The candidate demonstrates professionalism by accessing professional organizations and publications to ensure practices are consistent with the National Association for the Education of Young Children (NAEYC) and Council for Exceptional Children/Division of Early Childhood (CEC/DEC) Codes of Ethics, applicable laws, policies, and regulations.
- Reflective Teaching:
The candidate, in collaboration with colleagues, regularly analyzes, evaluates, and synthesizes his/her teaching practice to make appropriate changes that more fully serve each and every infant and/or young child and their family.
- Guidance Strategies:
The candidate analyzes children’s behavior and effectively chooses strategies to maximize each child’s success in the learning community.
- Organization & Compliance:
The candidate develops, implements, and monitors Individual Family Service Plans (IFSPs), Individual Educational Programs (IEPs), and 504 Plans in collaboration with families, as well as multi-disciplinary and multi-agency teams, to provide the services and supports necessary for the optimal growth of children with diverse abilities.
Core Abilities Outcomes
Critical, Creative, and Reflective Thinking
Graduates will evaluate, analyze, and synthesize information and ideas in order to construct informed, meaningful, and justifiable conclusions.
Graduates will be able to critically examine the relationship between self, community, and/or environments, and to evaluate and articulate potential impacts and consequences of choices, actions, and contributions for the creation of sustainable systems.

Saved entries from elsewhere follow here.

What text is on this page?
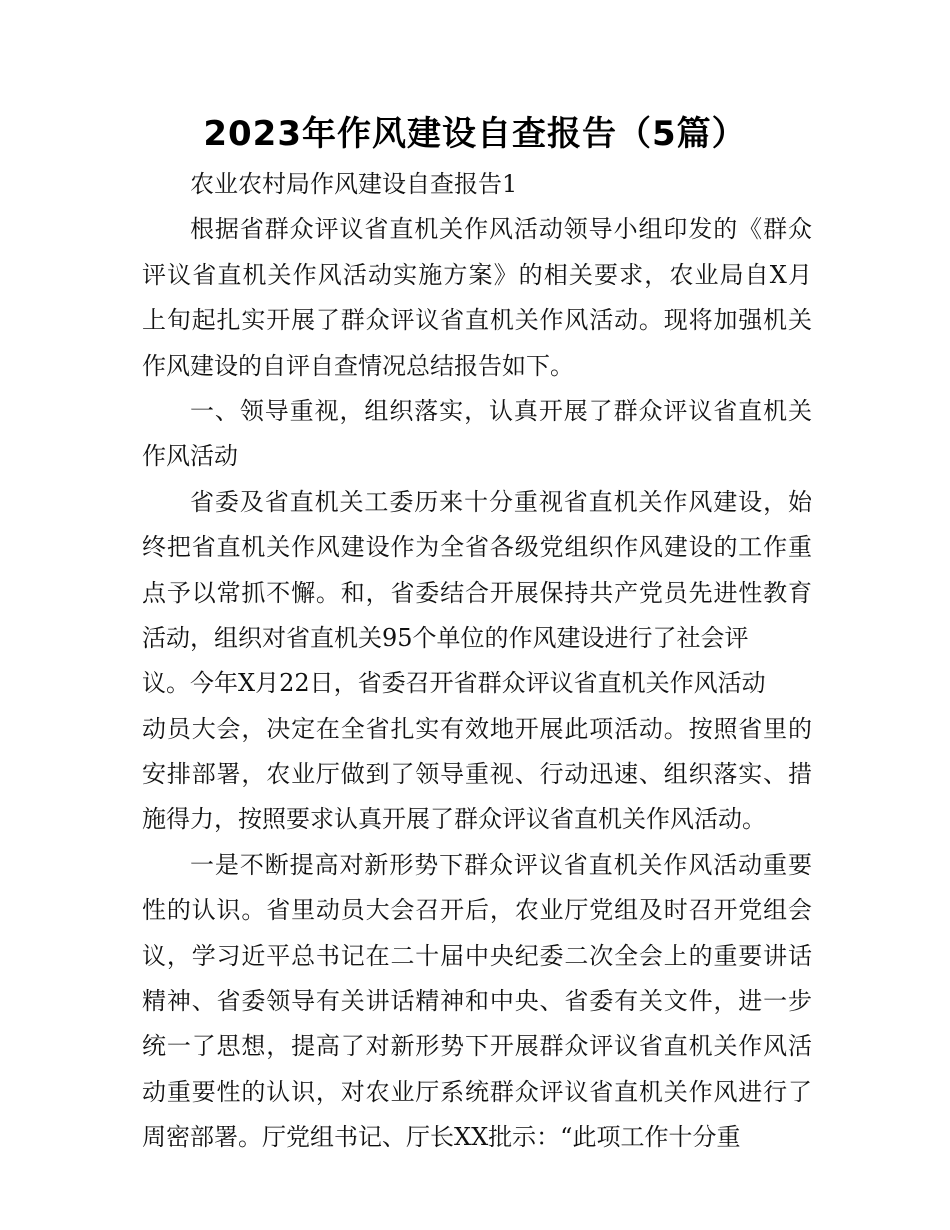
2023年作风建设自查报告（5篇）
农业农村局作风建设自查报告1
根据省群众评议省直机关作风活动领导小组印发的《群众
评议省直机关作风活动实施方案》的相关要求，农业局自X月
上旬起扎实开展了群众评议省直机关作风活动。现将加强机关
作风建设的自评自查情况总结报告如下。
一、领导重视，组织落实，认真开展了群众评议省直机关
作风活动
省委及省直机关工委历来十分重视省直机关作风建设，始
终把省直机关作风建设作为全省各级党组织作风建设的工作重
点予以常抓不懈。和，省委结合开展保持共产党员先进性教育
活动，组织对省直机关95个单位的作风建设进行了社会评
议。今年X月22日，省委召开省群众评议省直机关作风活动
动员大会，决定在全省扎实有效地开展此项活动。按照省里的
安排部署，农业厅做到了领导重视、行动迅速、组织落实、措
施得力，按照要求认真开展了群众评议省直机关作风活动。
一是不断提高对新形势下群众评议省直机关作风活动重要
性的认识。省里动员大会召开后，农业厅党组及时召开党组会
议，学习近平总书记在二十届中央纪委二次全会上的重要讲话
精神、省委领导有关讲话精神和中央、省委有关文件，进一步
统一了思想，提高了对新形势下开展群众评议省直机关作风活
动重要性的认识，对农业厅系统群众评议省直机关作风进行了
周密部署。厅党组书记、厅长XX批示：“此项工作十分重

Graduates will be able to seek, find, evaluate and use information and employ information technology to engage in lifelong learning.
Graduates will be able to exchange messages in a variety of contexts using multiple methods.
Graduates will demonstrate knowledge of diverse ideas, cultures, and experiences, and develop the ability to examine their own attitudes and assumptions in order to understand and work with others who differ from themselves.